Just like those nuclear engineers and scientists, we are designing something that could (potentially) change the course of several industries, for better or worse. And if you think it is hyperbole, consider this: the same system generating your emails and helping you brainstorm last-minute dinner menu ideas, in theory, craft medical diagnoses and legal arguments, and contribute to policy writing. We know from experience how much back-and-forth it takes to get that darn dinner menu right because we forgot to put the “prompt” for the stuff we do not have in the fridge. It implies that we need to go out and buy. We cannot afford to miss a “prompt” in the medical diagnosis or policy impacting millions of lives. There is no room for a ” we will fix it later ” mentality.

I am not saying safety uniquely falls with only Human-factors engineers and human-computer interaction specialists. No, what this is, is a call for collaboration. While they are doing the math, we must design the metaphorical nuclear reactor interfaces, dashboards, and control panels to ensure we design for ourselves*.* So, if we continue to absorb more linguistic computation in our products, let us roll up our sleeves and get our usability Leatherman out. The stakes are high, but so is the opportunity, IF we get it right. And if nothing else, let us make sure the future flies on the wall. Look at what we are building today and see the right story.

Figure 05 Leatherman multi-tool, folded. Wikimedia / Gerifalte Del Sabana.

However, these models have an un-intuitiveness baked inside them, making them hard to design when you try to integrate them into an application.
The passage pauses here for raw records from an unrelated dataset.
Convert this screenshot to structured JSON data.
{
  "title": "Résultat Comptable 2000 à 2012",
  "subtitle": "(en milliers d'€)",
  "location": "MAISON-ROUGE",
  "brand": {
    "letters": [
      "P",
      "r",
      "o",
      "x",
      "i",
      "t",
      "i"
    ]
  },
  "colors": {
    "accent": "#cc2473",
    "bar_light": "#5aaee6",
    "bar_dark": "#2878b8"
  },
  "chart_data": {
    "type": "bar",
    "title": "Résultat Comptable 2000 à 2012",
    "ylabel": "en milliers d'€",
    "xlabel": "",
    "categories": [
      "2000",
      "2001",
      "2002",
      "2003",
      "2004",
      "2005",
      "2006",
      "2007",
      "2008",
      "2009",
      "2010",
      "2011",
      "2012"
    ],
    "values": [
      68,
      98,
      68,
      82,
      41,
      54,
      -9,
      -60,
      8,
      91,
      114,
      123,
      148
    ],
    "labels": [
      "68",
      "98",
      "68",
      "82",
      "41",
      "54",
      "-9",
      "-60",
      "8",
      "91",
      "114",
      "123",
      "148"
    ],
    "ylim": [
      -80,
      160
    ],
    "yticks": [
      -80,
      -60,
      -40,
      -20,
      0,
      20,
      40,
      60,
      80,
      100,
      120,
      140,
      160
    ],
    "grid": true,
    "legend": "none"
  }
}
Some software engineers would have you believe that command-line interfaces (CLIs) are the correct mental model to interact with a computer, and they would be right for their particular use cases. However, GUIs are superior for the general audience by a mile. The conversational interface of the big LLMs has fundamentally recreated the command line problem. Through trial and error, the user must arrive at the correct syntax or memorize a non-intuitive “natural-language-adjacent” syntax to get the computer to do something they could have done with a few clicks with the GUI metaphor. Remember the prompt engineering cheat sheets that became popular a while back; they attempted to solve this standard syntax problem. Not to forget the heart of the problem, the Black-box nature of these tools, and why you cannot decipher why LLMs did what they did because the “logic” is opaque even to the ML Researchers making these tools.